2014 was a record year for land and sea temperatures and rising sea levels, the U.S. National Oceanic and Atmospheric Administration (NOAA) and the American Meteorological Society (AMS) revealed Thursday in their annual State of the Climate report.
“The variety of changing indicators shows us how our climate is changing, not just in temperature, but from the depths of the oceans to the outer atmosphere,” said Thomas R. Karl, director of the NOAA’s National Climatic Data Center.
“Record temperatures were observed near the Earth’s surface, according to the report, with four independent global datasets confirming that 2014 was the hottest year on record,” Aljazeera America explains. “Ocean surface temperatures were also the warmest in 135 years, and researchers observed the highest heat levels ever recorded in the deep sea.” Oceans absorb more than 90% of the excess heat trapped by greenhouse gases, and “along with warmer temperatures, the oceans have become increasingly acidic—impacting marine life, especially shellfish and coral reefs.”

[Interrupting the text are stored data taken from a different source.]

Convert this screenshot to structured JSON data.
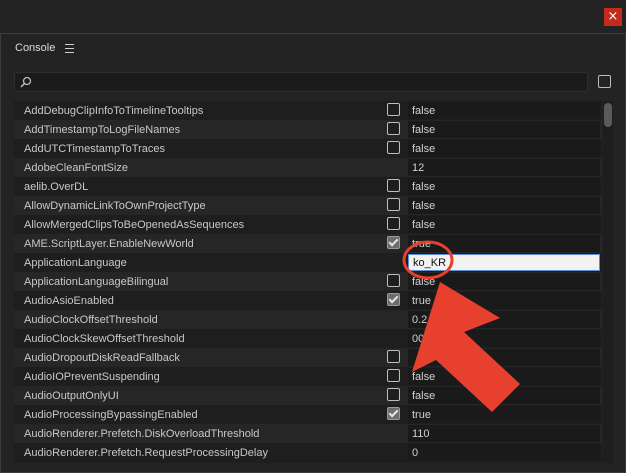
{
  "window": {
    "close_glyph": "×"
  },
  "panel": {
    "title": "Console",
    "menu_icon": "hamburger-menu-icon"
  },
  "search": {
    "value": "",
    "icon": "search-icon"
  },
  "rows": [
    {
      "name": "AddDebugClipInfoToTimelineTooltips",
      "value": "false",
      "has_checkbox": true,
      "checked": false
    },
    {
      "name": "AddTimestampToLogFileNames",
      "value": "false",
      "has_checkbox": true,
      "checked": false
    },
    {
      "name": "AddUTCTimestampToTraces",
      "value": "false",
      "has_checkbox": true,
      "checked": false
    },
    {
      "name": "AdobeCleanFontSize",
      "value": "12",
      "has_checkbox": false,
      "checked": false
    },
    {
      "name": "aelib.OverDL",
      "value": "false",
      "has_checkbox": true,
      "checked": false
    },
    {
      "name": "AllowDynamicLinkToOwnProjectType",
      "value": "false",
      "has_checkbox": true,
      "checked": false
    },
    {
      "name": "AllowMergedClipsToBeOpenedAsSequences",
      "value": "false",
      "has_checkbox": true,
      "checked": false
    },
    {
      "name": "AME.ScriptLayer.EnableNewWorld",
      "value": "true",
      "has_checkbox": true,
      "checked": true
    },
    {
      "name": "ApplicationLanguage",
      "value": "ko_KR",
      "has_checkbox": false,
      "checked": false,
      "editing": true
    },
    {
      "name": "ApplicationLanguageBilingual",
      "value": "false",
      "has_checkbox": true,
      "checked": false
    },
    {
      "name": "AudioAsioEnabled",
      "value": "true",
      "has_checkbox": true,
      "checked": true
    },
    {
      "name": "AudioClockOffsetThreshold",
      "value": "0.2",
      "has_checkbox": false,
      "checked": false
    },
    {
      "name": "AudioClockSkewOffsetThreshold",
      "value": "00001",
      "has_checkbox": false,
      "checked": false
    },
    {
      "name": "AudioDropoutDiskReadFallback",
      "value": "",
      "has_checkbox": true,
      "checked": false
    },
    {
      "name": "AudioIOPreventSuspending",
      "value": "false",
      "has_checkbox": true,
      "checked": false
    },
    {
      "name": "AudioOutputOnlyUI",
      "value": "false",
      "has_checkbox": true,
      "checked": false
    },
    {
      "name": "AudioProcessingBypassingEnabled",
      "value": "true",
      "has_checkbox": true,
      "checked": true
    },
    {
      "name": "AudioRenderer.Prefetch.DiskOverloadThreshold",
      "value": "110",
      "has_checkbox": false,
      "checked": false
    },
    {
      "name": "AudioRenderer.Prefetch.RequestProcessingDelay",
      "value": "0",
      "has_checkbox": false,
      "checked": false
    }
  ],
  "annotation": {
    "arrow_color": "#e8402f",
    "circle_color": "#e8402f"
  }
}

Global sea levels were 2.6 inches (6.6 centimetres) above the 1993 average, consistent with the trend over the last two decades. “Rising seas have already begun exacerbating floods and storms in low-lying areas and islands around the world,” Lewis writes.
The latest data “reconfirm—and they put an exclamation point on—the trends that we’ve seen for years and decades,” Derek Arndt, chief of NOAA’s monitoring branch, told Vice News. “Different pieces of the climate system will surge and fall back from year to year, but across the board we’re living in a world that’s changing and in most cases changing really rapidly.” Nearly two dozen European countries saw record temperatures last year, Vice’s Darren Ankrom reports.
NOAA oceanographer Greg Johnson compared ocean warming to a freight train. “It takes a big push to get it going, but it is moving now, and will continue to move long after we stop pushing it,” he said. “Even if we were to freeze greenhouse gases at current levels, the sea would actually continue to warm for centuries and millennia, and as they continue to warm and expand the sea levels will continue to rise.”
AMS Executive Director Keith Seitter said freezing temperatures in specific locations didn’t offset the overall trend across the globe. “I’m here in Boston,” he told National Public Radio. “We had an incredibly tough winter, but that doesn’t change the fact that the globe is getting warmer. And 2014 really represents some kind of landmark year in that respect.”